While this is happening, Taylor is locked in Jade Dragon's cell. She manages to glean the information the Elgen want from Jade Dragon, but refuses to give it to the Elgen. The rest of the Electroclan show up, incapacitate Hatch's glows, and after a lengthy battle, escape the compound.

After meeting back up with Zeus and Tessa, the Clan regroups at a safe house. Ian reveals to Michael that the man he thought was his father was actually Hatch disguised by Tara. They tell the voice that Timepiece Ranch is compromised.

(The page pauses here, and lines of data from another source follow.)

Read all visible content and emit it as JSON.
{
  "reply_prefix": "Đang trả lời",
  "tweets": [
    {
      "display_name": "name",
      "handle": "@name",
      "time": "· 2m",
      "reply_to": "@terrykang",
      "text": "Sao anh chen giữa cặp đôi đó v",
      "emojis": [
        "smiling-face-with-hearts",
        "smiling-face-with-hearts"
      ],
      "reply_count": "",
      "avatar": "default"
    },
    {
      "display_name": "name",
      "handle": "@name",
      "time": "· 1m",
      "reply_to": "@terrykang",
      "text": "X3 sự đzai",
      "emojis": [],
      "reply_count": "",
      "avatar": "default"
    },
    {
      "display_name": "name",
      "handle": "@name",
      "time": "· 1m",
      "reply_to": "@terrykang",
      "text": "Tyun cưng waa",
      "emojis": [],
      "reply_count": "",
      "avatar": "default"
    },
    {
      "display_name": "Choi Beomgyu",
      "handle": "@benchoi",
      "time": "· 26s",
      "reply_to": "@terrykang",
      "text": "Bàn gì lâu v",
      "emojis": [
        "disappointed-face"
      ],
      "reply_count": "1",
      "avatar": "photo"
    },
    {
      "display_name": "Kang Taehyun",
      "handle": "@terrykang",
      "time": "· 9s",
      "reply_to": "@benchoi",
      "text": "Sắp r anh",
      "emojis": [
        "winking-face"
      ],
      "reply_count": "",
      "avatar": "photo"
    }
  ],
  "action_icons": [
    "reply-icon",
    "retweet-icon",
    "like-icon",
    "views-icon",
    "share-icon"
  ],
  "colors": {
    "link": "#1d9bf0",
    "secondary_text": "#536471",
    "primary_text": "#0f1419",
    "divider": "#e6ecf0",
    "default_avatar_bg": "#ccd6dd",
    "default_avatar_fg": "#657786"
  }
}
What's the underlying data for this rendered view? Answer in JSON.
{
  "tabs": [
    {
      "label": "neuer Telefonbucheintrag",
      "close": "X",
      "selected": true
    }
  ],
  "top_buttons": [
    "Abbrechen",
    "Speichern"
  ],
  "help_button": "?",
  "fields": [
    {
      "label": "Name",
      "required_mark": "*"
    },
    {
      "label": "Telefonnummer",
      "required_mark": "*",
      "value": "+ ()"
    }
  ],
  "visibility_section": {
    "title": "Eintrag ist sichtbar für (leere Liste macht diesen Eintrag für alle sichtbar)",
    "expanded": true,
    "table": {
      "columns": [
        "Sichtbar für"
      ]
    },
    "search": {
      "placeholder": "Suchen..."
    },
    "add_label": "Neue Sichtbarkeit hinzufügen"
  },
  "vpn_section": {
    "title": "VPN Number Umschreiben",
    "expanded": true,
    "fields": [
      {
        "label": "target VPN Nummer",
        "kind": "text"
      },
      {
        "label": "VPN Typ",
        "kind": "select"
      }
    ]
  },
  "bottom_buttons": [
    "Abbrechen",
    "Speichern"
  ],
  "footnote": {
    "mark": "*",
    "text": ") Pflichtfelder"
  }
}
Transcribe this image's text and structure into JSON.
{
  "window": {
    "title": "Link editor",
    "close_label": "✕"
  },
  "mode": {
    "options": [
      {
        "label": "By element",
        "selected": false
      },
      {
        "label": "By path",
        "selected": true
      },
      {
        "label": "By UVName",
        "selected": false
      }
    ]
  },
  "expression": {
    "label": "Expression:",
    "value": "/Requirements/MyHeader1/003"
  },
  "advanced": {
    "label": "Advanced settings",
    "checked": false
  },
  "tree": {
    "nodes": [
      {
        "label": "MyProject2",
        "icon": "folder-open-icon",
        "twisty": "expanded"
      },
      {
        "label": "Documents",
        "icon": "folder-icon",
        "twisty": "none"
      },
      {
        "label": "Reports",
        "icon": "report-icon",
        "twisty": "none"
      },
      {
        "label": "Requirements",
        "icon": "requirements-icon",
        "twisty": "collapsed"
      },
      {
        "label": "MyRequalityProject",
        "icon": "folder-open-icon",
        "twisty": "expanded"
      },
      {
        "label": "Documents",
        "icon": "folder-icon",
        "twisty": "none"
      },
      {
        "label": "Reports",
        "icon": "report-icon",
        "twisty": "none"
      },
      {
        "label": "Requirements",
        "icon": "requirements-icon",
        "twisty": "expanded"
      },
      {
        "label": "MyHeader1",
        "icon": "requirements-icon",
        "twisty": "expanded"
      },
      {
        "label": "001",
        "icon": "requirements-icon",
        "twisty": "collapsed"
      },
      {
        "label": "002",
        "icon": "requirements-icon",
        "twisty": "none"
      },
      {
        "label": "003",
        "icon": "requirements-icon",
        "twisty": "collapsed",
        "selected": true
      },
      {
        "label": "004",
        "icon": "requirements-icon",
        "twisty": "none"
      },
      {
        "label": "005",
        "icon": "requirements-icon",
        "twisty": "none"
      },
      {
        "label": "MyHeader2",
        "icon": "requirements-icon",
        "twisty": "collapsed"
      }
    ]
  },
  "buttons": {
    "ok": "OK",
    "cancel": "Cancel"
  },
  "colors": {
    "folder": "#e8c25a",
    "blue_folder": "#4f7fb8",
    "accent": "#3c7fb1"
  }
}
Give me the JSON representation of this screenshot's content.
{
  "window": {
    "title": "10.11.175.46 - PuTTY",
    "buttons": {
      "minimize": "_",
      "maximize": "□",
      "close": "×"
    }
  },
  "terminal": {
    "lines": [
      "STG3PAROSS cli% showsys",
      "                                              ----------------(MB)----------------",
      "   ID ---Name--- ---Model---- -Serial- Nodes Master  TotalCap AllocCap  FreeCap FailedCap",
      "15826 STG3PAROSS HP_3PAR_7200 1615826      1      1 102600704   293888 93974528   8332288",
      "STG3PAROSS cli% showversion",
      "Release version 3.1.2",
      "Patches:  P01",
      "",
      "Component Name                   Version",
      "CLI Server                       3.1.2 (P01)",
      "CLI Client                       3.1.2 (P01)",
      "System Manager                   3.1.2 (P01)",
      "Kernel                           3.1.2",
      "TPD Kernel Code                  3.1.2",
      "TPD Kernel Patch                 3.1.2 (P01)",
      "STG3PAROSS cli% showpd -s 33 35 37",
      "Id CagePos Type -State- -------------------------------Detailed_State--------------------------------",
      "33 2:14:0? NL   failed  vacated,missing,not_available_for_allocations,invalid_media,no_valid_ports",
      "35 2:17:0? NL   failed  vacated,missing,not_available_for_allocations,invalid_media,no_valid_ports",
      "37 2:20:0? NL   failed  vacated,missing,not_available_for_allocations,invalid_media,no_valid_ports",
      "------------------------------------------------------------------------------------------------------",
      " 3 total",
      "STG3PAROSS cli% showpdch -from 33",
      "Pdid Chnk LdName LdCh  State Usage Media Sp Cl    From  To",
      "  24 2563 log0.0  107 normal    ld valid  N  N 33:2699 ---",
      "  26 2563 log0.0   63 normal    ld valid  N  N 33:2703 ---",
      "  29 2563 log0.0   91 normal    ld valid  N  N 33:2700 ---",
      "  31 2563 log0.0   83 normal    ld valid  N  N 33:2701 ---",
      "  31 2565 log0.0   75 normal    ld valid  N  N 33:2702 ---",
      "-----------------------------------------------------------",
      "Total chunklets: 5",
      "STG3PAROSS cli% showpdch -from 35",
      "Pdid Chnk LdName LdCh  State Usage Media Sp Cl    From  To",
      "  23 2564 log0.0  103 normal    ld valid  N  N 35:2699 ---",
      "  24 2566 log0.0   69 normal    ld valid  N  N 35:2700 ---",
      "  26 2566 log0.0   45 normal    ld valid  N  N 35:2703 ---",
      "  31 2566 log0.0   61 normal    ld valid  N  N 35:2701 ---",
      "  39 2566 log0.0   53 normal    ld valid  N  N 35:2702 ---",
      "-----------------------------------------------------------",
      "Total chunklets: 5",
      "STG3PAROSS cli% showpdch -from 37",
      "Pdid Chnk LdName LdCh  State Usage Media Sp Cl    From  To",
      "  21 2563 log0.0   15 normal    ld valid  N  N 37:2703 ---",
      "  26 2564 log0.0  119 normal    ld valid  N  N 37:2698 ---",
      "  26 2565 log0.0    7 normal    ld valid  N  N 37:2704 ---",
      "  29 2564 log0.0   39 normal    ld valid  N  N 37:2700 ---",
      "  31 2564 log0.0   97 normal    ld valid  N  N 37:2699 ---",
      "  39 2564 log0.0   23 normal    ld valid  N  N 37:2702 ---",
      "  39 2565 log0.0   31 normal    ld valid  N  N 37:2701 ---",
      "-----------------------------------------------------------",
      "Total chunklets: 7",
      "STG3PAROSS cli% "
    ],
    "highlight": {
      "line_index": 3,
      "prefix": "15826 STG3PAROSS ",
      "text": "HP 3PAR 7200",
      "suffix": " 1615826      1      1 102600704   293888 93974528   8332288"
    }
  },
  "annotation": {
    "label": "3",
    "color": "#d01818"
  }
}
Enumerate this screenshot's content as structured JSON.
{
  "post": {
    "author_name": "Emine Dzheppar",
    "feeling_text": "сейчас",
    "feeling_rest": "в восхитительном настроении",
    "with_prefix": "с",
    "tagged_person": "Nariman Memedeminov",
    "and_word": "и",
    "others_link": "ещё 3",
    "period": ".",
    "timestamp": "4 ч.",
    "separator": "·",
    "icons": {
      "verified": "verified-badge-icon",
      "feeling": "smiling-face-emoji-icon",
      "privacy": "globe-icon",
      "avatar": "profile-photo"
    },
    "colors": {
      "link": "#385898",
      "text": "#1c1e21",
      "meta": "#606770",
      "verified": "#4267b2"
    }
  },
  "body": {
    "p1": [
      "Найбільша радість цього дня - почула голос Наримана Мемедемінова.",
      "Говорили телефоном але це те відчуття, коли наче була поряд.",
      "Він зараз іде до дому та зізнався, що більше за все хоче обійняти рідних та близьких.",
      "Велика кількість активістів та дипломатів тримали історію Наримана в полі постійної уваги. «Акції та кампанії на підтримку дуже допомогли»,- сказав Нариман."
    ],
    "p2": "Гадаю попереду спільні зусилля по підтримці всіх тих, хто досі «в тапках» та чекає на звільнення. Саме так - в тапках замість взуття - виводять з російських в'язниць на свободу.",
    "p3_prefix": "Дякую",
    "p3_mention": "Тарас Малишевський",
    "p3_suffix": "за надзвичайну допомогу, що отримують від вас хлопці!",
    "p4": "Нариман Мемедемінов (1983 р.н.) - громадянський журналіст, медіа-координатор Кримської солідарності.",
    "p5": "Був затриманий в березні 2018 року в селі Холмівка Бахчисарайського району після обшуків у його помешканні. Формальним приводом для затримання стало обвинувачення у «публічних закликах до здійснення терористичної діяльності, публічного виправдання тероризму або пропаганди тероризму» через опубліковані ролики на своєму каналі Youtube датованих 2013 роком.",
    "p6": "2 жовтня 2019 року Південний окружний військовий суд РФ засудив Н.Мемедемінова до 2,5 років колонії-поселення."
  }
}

The Electroclan goes through with their original plan to rescue Jade Dragon while being transported, and they succeed. Michael and Taylor learn that Jade's parents were killed by the Elgen when she was kidnapped. Realizing that he can't bear the danger of losing those he loves anymore, Michael tells Taylor that he intends to leave when they return home. However, the Electroclan is shocked to learn that the Elgen have attacked Timepiece Ranch and that there are no survivors. Devastated, Michael demands to go to the Ranch despite the danger.

==Characters==

- Michael Vey is the protagonist of the series. He is a teenager with Tourette's syndrome who is constantly bullied by his peers. Michael is a Glow, one of a few people who have electrical-based powers. His abilities allow him to "pulse" with electric energy, shocking people like an electric eel.
- Taylor Ridley is Michael's girlfriend and a cheerleader at Meridian High, whom Michael has a crush on. She is also a Glow who was undiscovered by Dr. Hatch. Her abilities allow her to scramble the electrical signals in brains, causing confusion. She can also read minds.
- Ostin Liss is Michael's best friend and is considered a genius.
- Dr. Hatch is a scientist who founded the Elgen Academy. He is the antagonist, who manipulates the Glows and exploits their powers for his personal glory and ambition.
- Jack Vranes is one of the bullies at Meridian High who, along with his friends Wade West and Mitchell Manchester, often targets Michael. Jack drives Michael to Pasadena to rescue Mrs. Vey and Taylor from Elgen Academy.
- Zeus has the ability to 'throw' lightning, getting his nickname from the ancient Greek god Zeus. Elgen abducted him as a little kid, killed his family, and told him that he did it.
- Nichelle is a Glow who is loyal to Dr. Hatch. Her ability allows her to suck away the power and energy from other Glows. The process is comparable to mosquitoes sucking blood from a host. Because of her nasty attitude and unique ability that only affects them, the other Glows at the Elgen Academy dislike her. She enjoys torturing others with her dark power.
- Ian is a Glow who is first introduced in Purgatory with McKenna and Abigail. He is blind, but his ability allows him to see through electrolocation, much like a bat.
- McKenna is a Glow who is first introduced in Purgatory with Ian and Abigail. She has the ability to create light and heat from her body.
- Abigail, is a Glow who is first introduced in Purgatory with Ian and McKenna. Her ability allows her to suppress pain by stimulating nerve endings through physical contact or conduction through metal.
- Grace acts as a “human flash drive,” and is able to transfer and store large amounts of electronic data. She was left behind after Dr. Hatch fled and joined the Electroclan.
- Tanner is one of the Glows under Dr. Hatch's control. He has the ability to interfere with an aircraft's navigation and electrical systems, shutting them down and making them crash. He has murdered thousands of people under Dr. Hatch's orders.
- Tara is Taylor's identical twin sister. Like with her sister Taylor, Tara's abilities deal with manipulation of the mind. She can stimulate different parts of the brain to elicit emotions such as fear and happiness.
- Quentin is another Glow under Dr. Hatch who has the ability to produce a small EMP, or electromagnetic pulse. He is loyal to Dr. Hatch and is shown to be reckless and impulsive.
- Bryan is a Glow under Dr. Hatch who has the ability to generate highly focused electricity that allows him to cut through solid objects, such as metal, by burning through them. He is loyal to Dr. Hatch, and is very reckless like Quentin.
- Kylee is another Glow under Dr. hatch who can act like a human magnet. She is loyal to Dr. Hatch and the Elgen.

==Sequel==
The sequel of this book, Michael Vey: Storm of Lightning was published on September 15, 2015.